5 tips on how to stop birds from crashing into your windows
HAMLIN, Iowa — While many people awaken every morning to the sounds of birds chirping, Christine Jensen wakes up to a very different bird sound.
"Thud! ... Thud! ...Thud!"
Every morning the same cardinal tries to fly into her den window — not once, or even twice but over and over again. Each time, the bird sits on the branch of a nearby tree, cocks its little head and stares into the home.
Seconds later, it takes flight and crashes into the glass. It falls out of sight only to rise again seemingly unfazed for another attempt. (Watch the video to see the bird in action — crashing six times in less than one minute.)
"Greg (Jensen's husband) was up about 6:15 this morning and he told me the bird persisted with this for 45 minutes," Jensen says.
The Jensens aren't alone with this bird problem. While some people living in homes with a lot of glass say the birds in their yard are on "concussion protocol" from repeated crashes, the phenomenon became most newsworthy with the recent construction of U.S. Bank Stadium, the new home of the Minnesota Vikings.
According to a report by the Audubon Chapter of Minneapolis, between August and November 2016, at least 60 birds died from colliding into the 200,000 square feet of glass at the stadium. Another 14 birds during the period studied appeared dazed. The chapter says the number is probably even higher since it doesn't account for birds killed and disposed of by stadium employees.
Ornithologists say birds fly into windows most of the time because they see reflections of outdoor vegetation in the glass and don't perceive the window to be a barrier in trying to reach it. Other times — especially in the spring when territoriality is high — they perceive their own reflection in the glass as another bird and attempt to attack it.
No one likes to see the birds crash, whether you're a homeowner in Hamlin, Iowa, or the owner of a professional football team in Minneapolis. The Jensens have tried to remedy the problem — with little success.
"I put up a piece of cardboard on the window," Jensen says. "I even cut out the shape of an owl and put it into the window. It would work for awhile, but the bird just found another window to crash into."
The Audubon Chapter and the American Bird Conservatory have made suggestions to the Vikings that could work not just for stadiums, but for homes such as Jensen's. It's best to think about bird safety prior to construction of a building, but here are five suggestions homeowners can try to prevent bird/window collisions.
1. Put grid patterns on windows
With tempera paint or even soap, make a grid pattern on the outside of the window. The size of the grid you make depends upon the size of the birds colliding with the window. A pattern of four inches vertically and two inches horizontally works for most birds. However, if hummingbirds are the problem, try a two- by two-inch grid.
2. Cover windows with decals
They're not just for decorating anymore. Decals, stickers, and masking tape placed on the outside part of the window have been proven effective in preventing crashes. However, one or two stickers on a window will not work.

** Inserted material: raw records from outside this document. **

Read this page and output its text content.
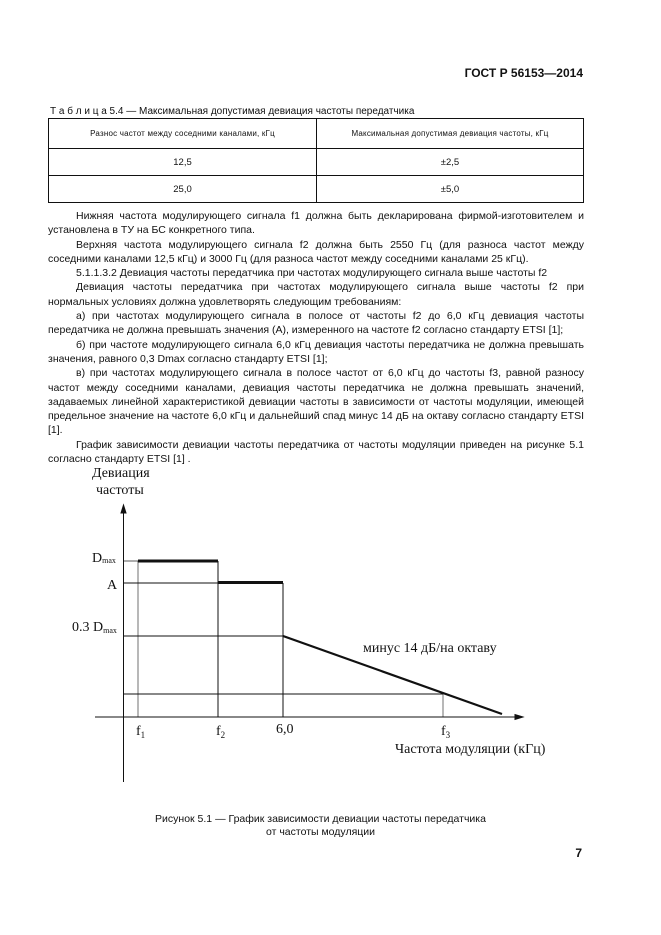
ГОСТ Р 56153—2014
Т а б л и ц а 5.4 — Максимальная допустимая девиация частоты передатчика
Разнос частот между соседними каналами, кГц	Максимальная допустимая девиация частоты, кГц
12,5	±2,5
25,0	±5,0

Нижняя частота модулирующего сигнала f1 должна быть декларирована фирмой-изготовителем и установлена в ТУ на БС конкретного типа.

Верхняя частота модулирующего сигнала f2 должна быть 2550 Гц (для разноса частот между соседними каналами 12,5 кГц) и 3000 Гц (для разноса частот между соседними каналами 25 кГц).

5.1.1.3.2 Девиация частоты передатчика при частотах модулирующего сигнала выше частоты f2

Девиация частоты передатчика при частотах модулирующего сигнала выше частоты f2 при нормальных условиях должна удовлетворять следующим требованиям:

а) при частотах модулирующего сигнала в полосе от частоты f2 до 6,0 кГц девиация частоты передатчика не должна превышать значения (А), измеренного на частоте f2 согласно стандарту ETSI [1];

б) при частоте модулирующего сигнала 6,0 кГц девиация частоты передатчика не должна превышать значения, равного 0,3 Dmax согласно стандарту ETSI [1];

в) при частотах модулирующего сигнала в полосе частот от 6,0 кГц до частоты f3, равной разносу частот между соседними каналами, девиация частоты передатчика не должна превышать значений, задаваемых линейной характеристикой девиации частоты в зависимости от частоты модуляции, имеющей предельное значение на частоте 6,0 кГц и дальнейший спад минус 14 дБ на октаву согласно стандарту ETSI [1].

График зависимости девиации частоты передатчика от частоты модуляции приведен на рисунке 5.1 согласно стандарту ETSI [1] .

Девиация
частоты
Dmax
A
0.3 Dmax
$f_1$	$f_2$	6,0	$f_3$
Частота модуляции (кГц)
минус 14 дБ/на октаву
Рисунок 5.1 — График зависимости девиации частоты передатчика
от частоты модуляции
7
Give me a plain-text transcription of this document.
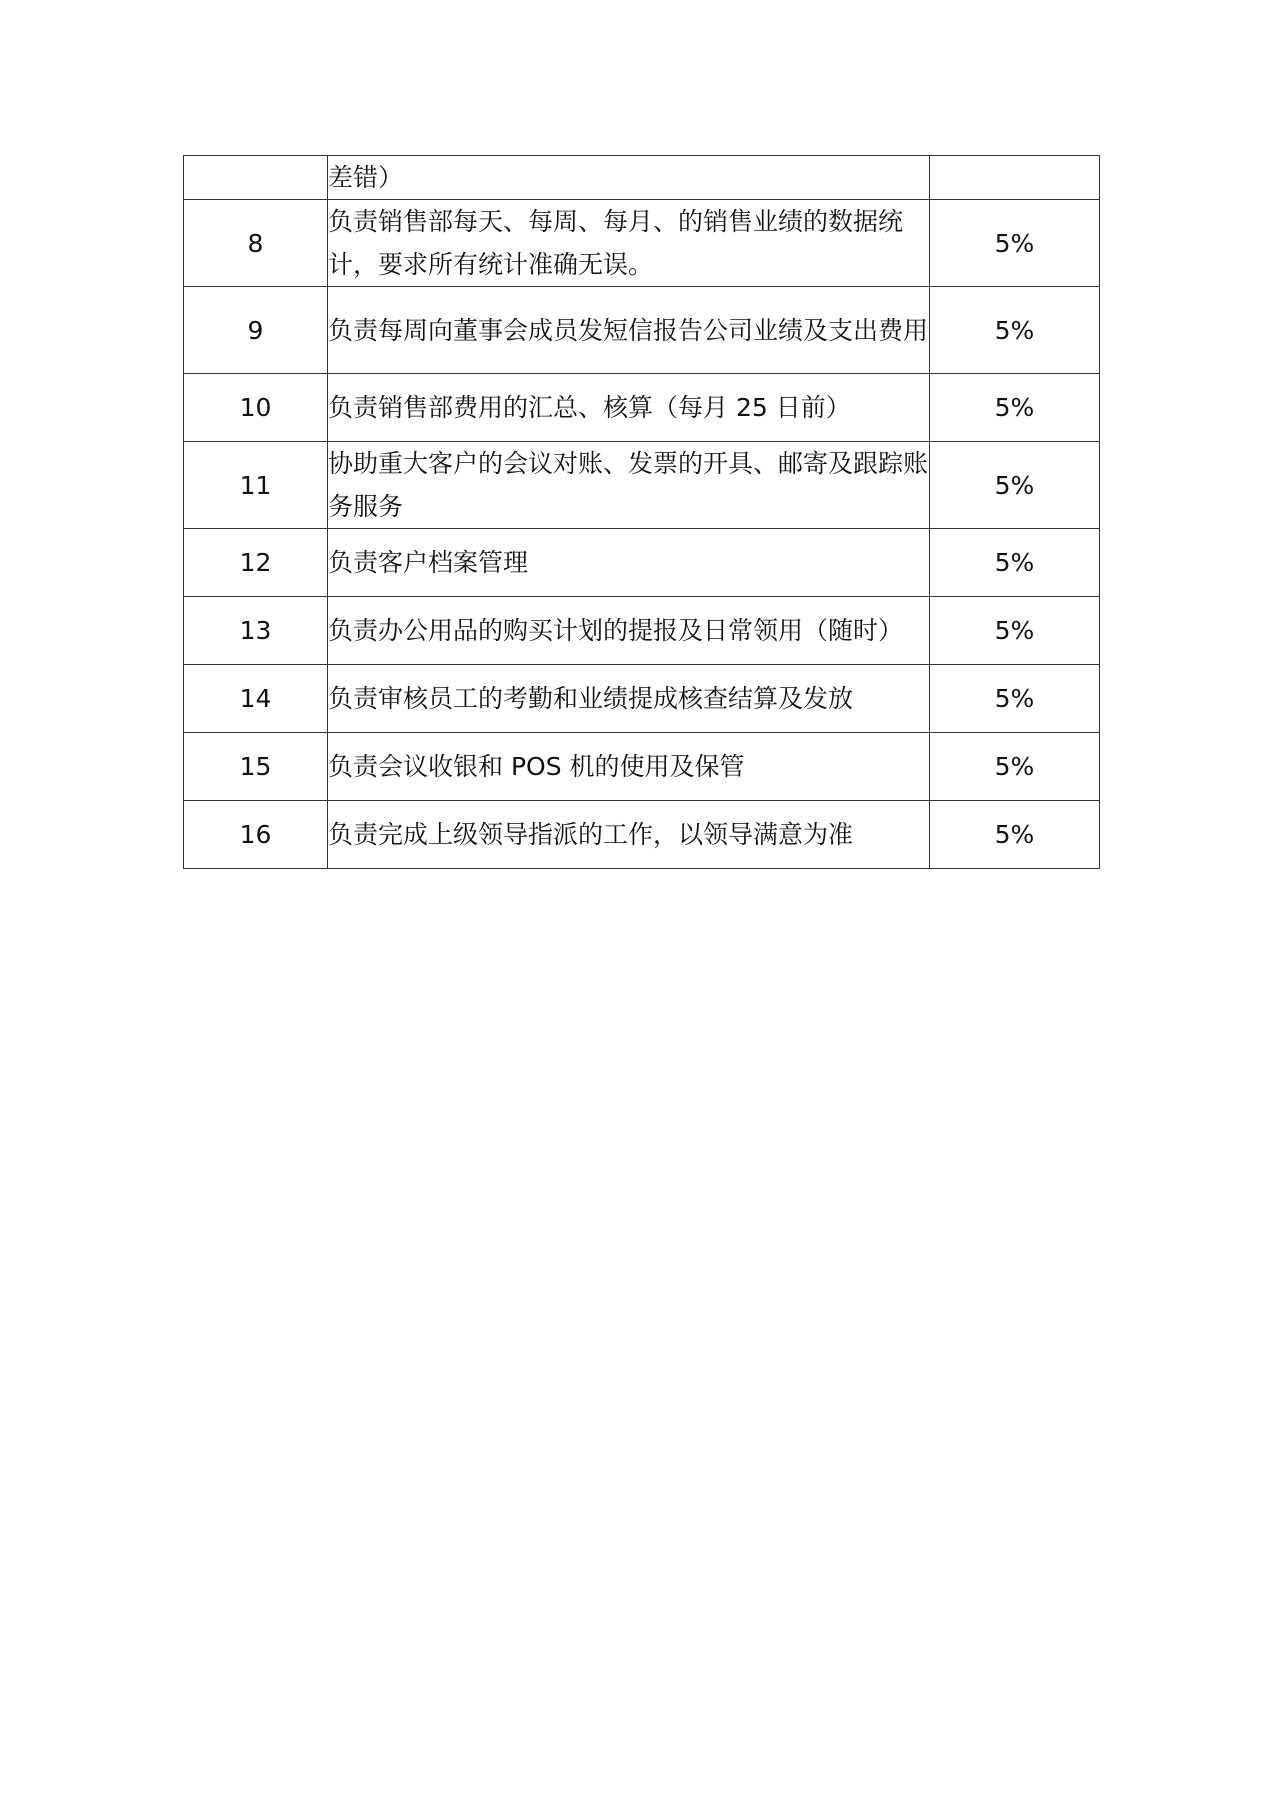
	差错）	
8	负责销售部每天、每周、每月、的销售业绩的数据统计，要求所有统计准确无误。	5%
9	负责每周向董事会成员发短信报告公司业绩及支出费用	5%
10	负责销售部费用的汇总、核算（每月 25 日前）	5%
11	协助重大客户的会议对账、发票的开具、邮寄及跟踪账务服务	5%
12	负责客户档案管理	5%
13	负责办公用品的购买计划的提报及日常领用（随时）	5%
14	负责审核员工的考勤和业绩提成核查结算及发放	5%
15	负责会议收银和 POS 机的使用及保管	5%
16	负责完成上级领导指派的工作，以领导满意为准	5%
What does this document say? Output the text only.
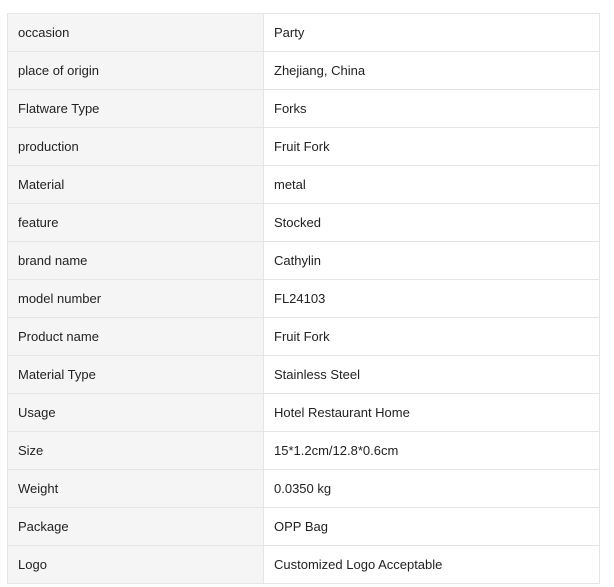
occasion	Party
place of origin	Zhejiang, China
Flatware Type	Forks
production	Fruit Fork
Material	metal
feature	Stocked
brand name	Cathylin
model number	FL24103
Product name	Fruit Fork
Material Type	Stainless Steel
Usage	Hotel Restaurant Home
Size	15*1.2cm/12.8*0.6cm
Weight	0.0350 kg
Package	OPP Bag
Logo	Customized Logo Acceptable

They should nearly cover the window if they are to work in stopping the birds.
3. Utilize mosquito screens
Placing a bug screen on the outside of the window has shown to decrease the number of bird collisions because it cuts down on the reflectivity of the glass.
4. Install netting
By placing netting taut over the outside frame of the window, birds will bounce back rather than crash into the glass. But it's important to choose very small netting (⅝ inch or 1.6 centimeters) so birds don't get caught and injured.
5. Try bird-aversion products
With a problem as big as this — an estimated 600 million birds die annually from window collisions — companies have found products to sell, including ABC Bird Tape, "Zen Curtains" or one-way transparent film. Each has some efficacy in preventing bird collisions.
Jensen says she's ready to try one of these methods in the hope that eventually the only bird sound she'll hear every morning is chirping.
What to do to help a window collision victim
According to the website, All About Birds, here's what you should do if you find a bird stunned after colliding with your window.
- If the bird's wings are intact and its eyes seem normal, leave it alone. It will recover on its own.
- If it has a noticeable injury, carefully place it in a shoebox with a lid. Keep the box away from predators (or even your nice cat or dog). The dark, quiet environment will help the bird recover faster.
- Do not give it food or water.
- Do not open the box in the house to prevent the bird from escaping.
- Every 15 minutes, take the box outside and open the lid to see if the bird will fly away on it's own.
- If the bird does not fly away on it's own after a couple of hours, contact a wildlife rehabilitator. An online directory is available to find one in your area.